Color Management Solutions
To match images from device to device, the primary tool you are going to use is an ICC profile. The ICC or International Color Consortium is an organization of manufacturers that was created to make standards that would define colors across multiple devices and programs. Nearly every device that you own that deals with color capture or reproduction will have its own color profile.
For Cameras, the color profile is coded into the picture and will be digitally transmitted to whatever program you are editing the image with and continue with it as it is printed. This is done automatically and it doesn't require any additional work to find the profile.
For scanners and printers, you will want to find the color profiles which are probably already installed on the computer that you are using them with. These can usually be found in the drivers that come with the device. You can search for them by simply looking for “.icc” in your Windows search bar or in Finder for OSX. This should lead you to all of the ICC profiles on your computer and then its just a matter of finding which one belongs to your printer. If this doesn't work, a quick google search will normally lead you to the promise land of .icc profiles.

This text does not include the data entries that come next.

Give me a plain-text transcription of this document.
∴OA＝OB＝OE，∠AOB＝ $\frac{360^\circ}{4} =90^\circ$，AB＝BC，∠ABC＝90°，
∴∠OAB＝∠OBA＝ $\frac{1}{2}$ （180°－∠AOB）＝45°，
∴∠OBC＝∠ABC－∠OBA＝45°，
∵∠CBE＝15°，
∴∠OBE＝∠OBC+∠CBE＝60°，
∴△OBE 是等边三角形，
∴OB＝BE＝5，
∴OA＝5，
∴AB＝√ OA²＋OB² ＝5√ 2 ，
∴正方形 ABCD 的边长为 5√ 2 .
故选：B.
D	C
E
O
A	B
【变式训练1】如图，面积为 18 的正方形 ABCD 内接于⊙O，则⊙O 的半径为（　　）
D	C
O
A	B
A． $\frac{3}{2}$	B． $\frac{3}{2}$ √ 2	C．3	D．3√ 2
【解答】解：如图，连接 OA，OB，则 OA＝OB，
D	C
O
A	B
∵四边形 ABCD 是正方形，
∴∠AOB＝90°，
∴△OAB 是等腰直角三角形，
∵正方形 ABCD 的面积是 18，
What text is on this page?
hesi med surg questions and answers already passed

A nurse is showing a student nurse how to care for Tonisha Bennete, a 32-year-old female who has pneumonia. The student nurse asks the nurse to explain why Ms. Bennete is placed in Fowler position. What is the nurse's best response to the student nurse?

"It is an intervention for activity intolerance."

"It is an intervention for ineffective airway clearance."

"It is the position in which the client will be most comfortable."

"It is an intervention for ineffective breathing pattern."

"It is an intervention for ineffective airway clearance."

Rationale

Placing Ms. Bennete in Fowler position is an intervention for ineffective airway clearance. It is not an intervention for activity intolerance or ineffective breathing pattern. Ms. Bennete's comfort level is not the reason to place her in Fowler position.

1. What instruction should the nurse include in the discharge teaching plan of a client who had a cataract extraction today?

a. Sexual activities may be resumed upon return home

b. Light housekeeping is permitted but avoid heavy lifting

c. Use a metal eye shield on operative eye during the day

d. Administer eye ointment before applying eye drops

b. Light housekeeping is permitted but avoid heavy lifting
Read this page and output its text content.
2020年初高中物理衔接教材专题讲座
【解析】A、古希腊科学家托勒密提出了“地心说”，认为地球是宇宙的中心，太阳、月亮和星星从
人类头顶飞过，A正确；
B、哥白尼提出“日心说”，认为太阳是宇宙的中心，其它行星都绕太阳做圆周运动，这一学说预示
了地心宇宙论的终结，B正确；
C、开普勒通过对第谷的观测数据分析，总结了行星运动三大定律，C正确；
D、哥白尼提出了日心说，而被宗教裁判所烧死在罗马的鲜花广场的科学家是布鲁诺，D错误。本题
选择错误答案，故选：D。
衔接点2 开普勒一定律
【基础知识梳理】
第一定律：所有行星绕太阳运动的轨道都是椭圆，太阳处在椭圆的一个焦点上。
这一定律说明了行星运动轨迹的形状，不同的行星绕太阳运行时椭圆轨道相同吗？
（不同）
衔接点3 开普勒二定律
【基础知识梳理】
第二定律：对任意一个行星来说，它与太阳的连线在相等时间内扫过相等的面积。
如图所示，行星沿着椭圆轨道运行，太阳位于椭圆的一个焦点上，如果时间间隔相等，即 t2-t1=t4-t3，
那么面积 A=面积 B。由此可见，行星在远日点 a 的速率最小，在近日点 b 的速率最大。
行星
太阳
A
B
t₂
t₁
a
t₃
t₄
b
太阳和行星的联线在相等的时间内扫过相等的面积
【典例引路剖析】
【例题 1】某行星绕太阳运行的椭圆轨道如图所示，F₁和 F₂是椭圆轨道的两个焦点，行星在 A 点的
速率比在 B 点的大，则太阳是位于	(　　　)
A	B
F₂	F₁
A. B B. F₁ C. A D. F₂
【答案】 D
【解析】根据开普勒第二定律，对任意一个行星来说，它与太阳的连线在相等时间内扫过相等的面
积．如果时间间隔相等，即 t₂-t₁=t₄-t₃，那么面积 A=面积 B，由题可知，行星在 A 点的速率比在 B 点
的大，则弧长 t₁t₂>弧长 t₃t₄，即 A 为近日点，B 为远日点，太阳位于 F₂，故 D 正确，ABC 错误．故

Monitors are a little bit more tricky. Many profiles and recommended settings can be found in the monitor database
. This database has a relatively small selection of monitors however and most will have to be calibrated manually.
Color profiles can be created with specific color matching hardware. These devices mechanically measure the colors of monitors and can help you produce your own custom color profiles. These devices can cost anywhere from $25 to $500 depending on how accurate and feature heavy you are looking to get.
Datacolor DC S3EL100 Spyder 3 Elite
Pantone COLOR CUE 2.1
Getting the correct profile, whether from the manufacturer or from a device is the first step in managing your color.
Once you have the color profile you want its time to use it along with your imaging software. Programs like GIMP, Photoshop, Illustrator, Publisher, Corel and every other photo editing software available will have a section for color management. Here you can upload your ICC color profile for all of your devices which will standardize them with one another.
If you are matching colors on printed materials there are solutions for that as well but they are substantially more expensive. Using similar color matching hardware such as the ones used in monitor calibration, you can find the specific colors on a printed page and reproduce them with a standard such as Pantone Matching System. This is where you may want to get a professional printer to use their Pantone book and color finder (such as the CUE 2.1 pictured above) to find and replicate your printed colors.Matching printed colors is a large part of printing industry and there are many services that can help you get exactly the color you want without having to buy all the equipment yourself. If you are serious about graphic design or logo conformity, this is an area where you really have to decide what level of commitment you want in getting exact colors.